"The worst sin toward our fellow creatures is not to hate them but to be indifferent toward them: That's the essence of inhumanity."
--George Bernard Shaw
"What you have to understand about my people is that they are a noble people. Humility is their form of pride. And if you can humble yourself before them, they will do anything you ask."
--Frank Underwood, "House of Cards"
Reading the article by Peter Hessler in this week's New Yorker (Jan 13,2025) about the resurrection and triumph of Lauren Boebert, who touted her personal history--a high school drop out, pregnant at 17, arrested, down and out, "I'm straight out of Rifle, running a restaurant with my four little boys and with my G.E.D," she told her constituents.
All this put me in mind, somehow, of doing rounds at the New York Hospital, in the early 1970's, as a a medical student, the lowest of the low in hospital hierarchy, a part of what one patient called, "the thundering herd," a group of men in white uniforms, nurses, and a phalanx of professors of medicine, entering a patient's room with the chief of service, in his spotless, long white lab coat, his pinstriped vest, Brooks Brother's tie, and everything but angels hovering above blowing horns, heralding the arrival of the great man at the bedside.
And, what really stopped me in my tracks was seeing the patient, who might be a Bowery Bum, now scrubbed by the nurses for the arrival of the great man, sit up and look around him, suddenly the center of attention, rapt attention, I might add, everyone hanging on his every word, as the great man in white asked him, with utter politeness, about his symptoms. Had he become short of breath walking up a hill, or was he short of breath all the time? Had he noticed the swelling in his ankles was gone in the morning only to return later in the afternoon?
And what was really striking, when the great man was really a good clinician, is that he conveyed to the patient and to every member of the ward party, that this man in the bed was among the most important people on earth, because he was a patient. Didn't matter what he was outside the hospital, once in that bed he was not Dirty Joe, or whatever his friends called him on the outside, he was Mr. Smith and he was treated with the utmost respect.

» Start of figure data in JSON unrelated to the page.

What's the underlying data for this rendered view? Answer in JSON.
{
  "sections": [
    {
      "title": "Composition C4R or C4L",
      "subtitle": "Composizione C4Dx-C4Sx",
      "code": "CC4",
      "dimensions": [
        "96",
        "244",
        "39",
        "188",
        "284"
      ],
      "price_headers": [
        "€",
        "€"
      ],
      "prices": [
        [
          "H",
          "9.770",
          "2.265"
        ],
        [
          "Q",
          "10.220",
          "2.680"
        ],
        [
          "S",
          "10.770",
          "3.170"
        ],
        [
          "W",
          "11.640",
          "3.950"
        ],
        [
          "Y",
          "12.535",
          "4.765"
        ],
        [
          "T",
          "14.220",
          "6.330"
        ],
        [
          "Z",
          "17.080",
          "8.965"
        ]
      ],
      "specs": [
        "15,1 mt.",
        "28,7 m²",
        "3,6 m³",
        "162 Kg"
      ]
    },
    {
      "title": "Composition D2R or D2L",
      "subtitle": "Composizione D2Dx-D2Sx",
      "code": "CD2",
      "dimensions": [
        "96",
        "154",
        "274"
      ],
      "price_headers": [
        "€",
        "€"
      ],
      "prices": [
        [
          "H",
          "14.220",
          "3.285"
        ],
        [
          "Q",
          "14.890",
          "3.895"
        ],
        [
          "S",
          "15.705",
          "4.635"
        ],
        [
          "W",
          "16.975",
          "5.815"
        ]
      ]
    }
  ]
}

And the great man was truly interested in his answers, listening carefully, asking questions to clarify the information. Did he find he could tolerate some foods, but not, for example fatty foods?

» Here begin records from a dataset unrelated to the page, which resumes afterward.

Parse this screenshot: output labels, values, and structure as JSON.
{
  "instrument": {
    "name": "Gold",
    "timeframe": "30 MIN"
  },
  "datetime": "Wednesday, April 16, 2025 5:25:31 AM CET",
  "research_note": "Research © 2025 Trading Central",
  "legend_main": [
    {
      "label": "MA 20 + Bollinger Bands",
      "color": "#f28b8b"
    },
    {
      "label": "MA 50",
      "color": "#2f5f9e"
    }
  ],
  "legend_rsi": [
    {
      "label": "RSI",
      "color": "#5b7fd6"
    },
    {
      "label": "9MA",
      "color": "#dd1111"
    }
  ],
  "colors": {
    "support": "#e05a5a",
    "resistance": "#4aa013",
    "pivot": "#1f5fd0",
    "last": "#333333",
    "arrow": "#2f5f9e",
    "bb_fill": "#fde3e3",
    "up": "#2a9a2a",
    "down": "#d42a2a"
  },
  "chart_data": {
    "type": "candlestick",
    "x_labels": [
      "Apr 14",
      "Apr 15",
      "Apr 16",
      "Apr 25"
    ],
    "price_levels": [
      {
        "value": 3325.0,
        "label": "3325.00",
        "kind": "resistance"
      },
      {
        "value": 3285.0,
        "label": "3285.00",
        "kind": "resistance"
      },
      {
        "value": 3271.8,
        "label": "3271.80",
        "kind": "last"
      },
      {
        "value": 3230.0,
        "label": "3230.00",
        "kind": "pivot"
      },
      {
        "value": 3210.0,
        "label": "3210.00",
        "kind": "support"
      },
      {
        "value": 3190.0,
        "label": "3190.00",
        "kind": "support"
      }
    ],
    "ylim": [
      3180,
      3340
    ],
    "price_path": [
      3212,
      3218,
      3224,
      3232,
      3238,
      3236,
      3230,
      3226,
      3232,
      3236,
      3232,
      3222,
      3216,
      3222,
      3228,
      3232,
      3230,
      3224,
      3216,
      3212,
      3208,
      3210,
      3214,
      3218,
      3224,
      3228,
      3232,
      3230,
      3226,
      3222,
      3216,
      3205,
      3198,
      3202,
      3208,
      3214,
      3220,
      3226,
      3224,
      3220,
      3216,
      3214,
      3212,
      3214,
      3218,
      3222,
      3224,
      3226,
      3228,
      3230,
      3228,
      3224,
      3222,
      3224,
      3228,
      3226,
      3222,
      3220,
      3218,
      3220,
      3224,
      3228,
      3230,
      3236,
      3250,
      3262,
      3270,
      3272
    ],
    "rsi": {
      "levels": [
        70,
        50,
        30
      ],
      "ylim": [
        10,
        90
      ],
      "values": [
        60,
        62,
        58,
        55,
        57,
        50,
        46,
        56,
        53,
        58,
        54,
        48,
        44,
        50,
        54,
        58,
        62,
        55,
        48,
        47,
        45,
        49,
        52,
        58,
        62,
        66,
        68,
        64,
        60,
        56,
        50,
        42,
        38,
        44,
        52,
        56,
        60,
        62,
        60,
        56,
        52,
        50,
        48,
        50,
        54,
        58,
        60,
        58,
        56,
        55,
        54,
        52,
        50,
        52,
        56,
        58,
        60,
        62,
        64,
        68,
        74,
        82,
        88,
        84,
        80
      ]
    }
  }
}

After the thundering herd moved on, as the medical student, I often had to visit the patient later, to draw his blood or to do some other task, and the patient often asked who the great man was, even though he'd been told before. "Well," the patient would often say. "I hope I did okay."
"What do you mean?" I would ask.
"Well, you know, I hope I gave the right answers. He seemed pretty concerned."

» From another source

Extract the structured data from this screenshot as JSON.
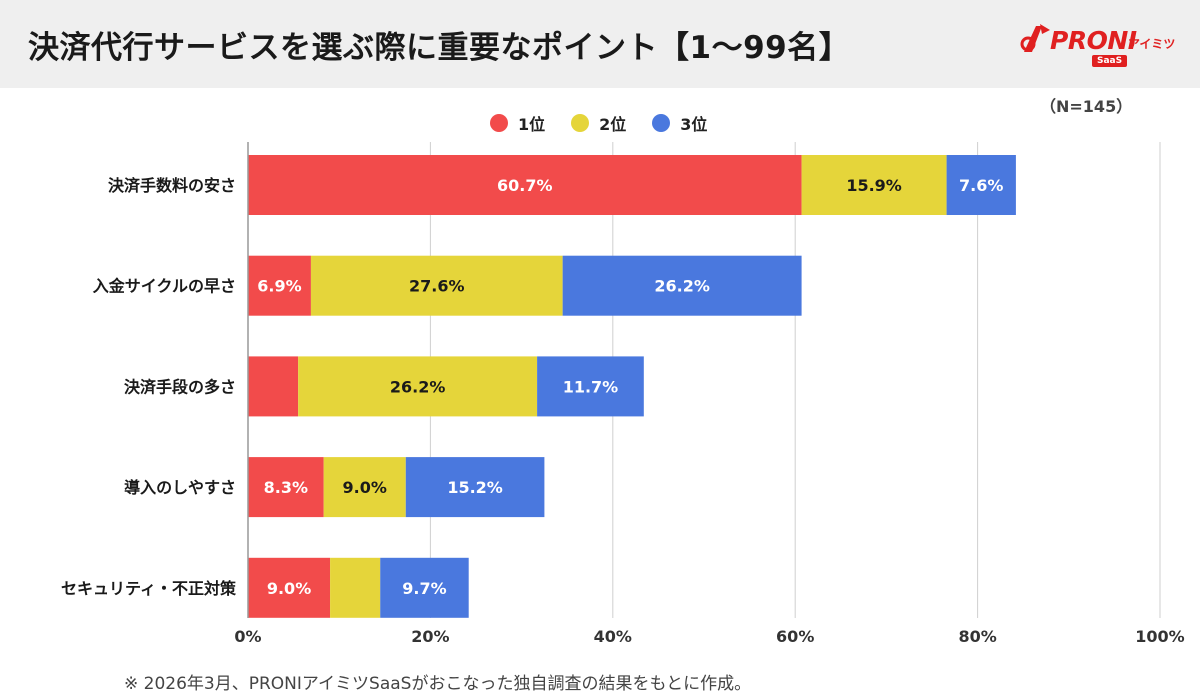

After all the build up, the patient had been told by the nurses about the coming of the great man, prepared by the interns, rehearsed by the residents, and after all that unaccustomed attention, he didn't want to disappoint anyone.
Sometimes I found myself saying, "You know you are just as important as he is."
Don't know why I said that.
But it seemed like the lesson I had learned.
This was a medical school where we were constantly told that we had been selected out of the multitudes, and we had to prove we were worthy of our spot in the class constantly, and even if we were lucky enough to be selected to be interns, there was a merit pyramid, so there were half of each class eliminated each year with only 10 senior residents left from a class of 30 interns. But, no matter how select we were, it was basic gospel truth, the patient in the bed was the most important person in the room.
And that's maybe where Lauren Boebert's appeal, and maybe Trump's appeal, is.
Doesn't matter if people call you white trash or disrespect you or ignore you, you are important, and just as important as all those folks with Harvard degrees.
As we say in New Hampshire, "Just saying."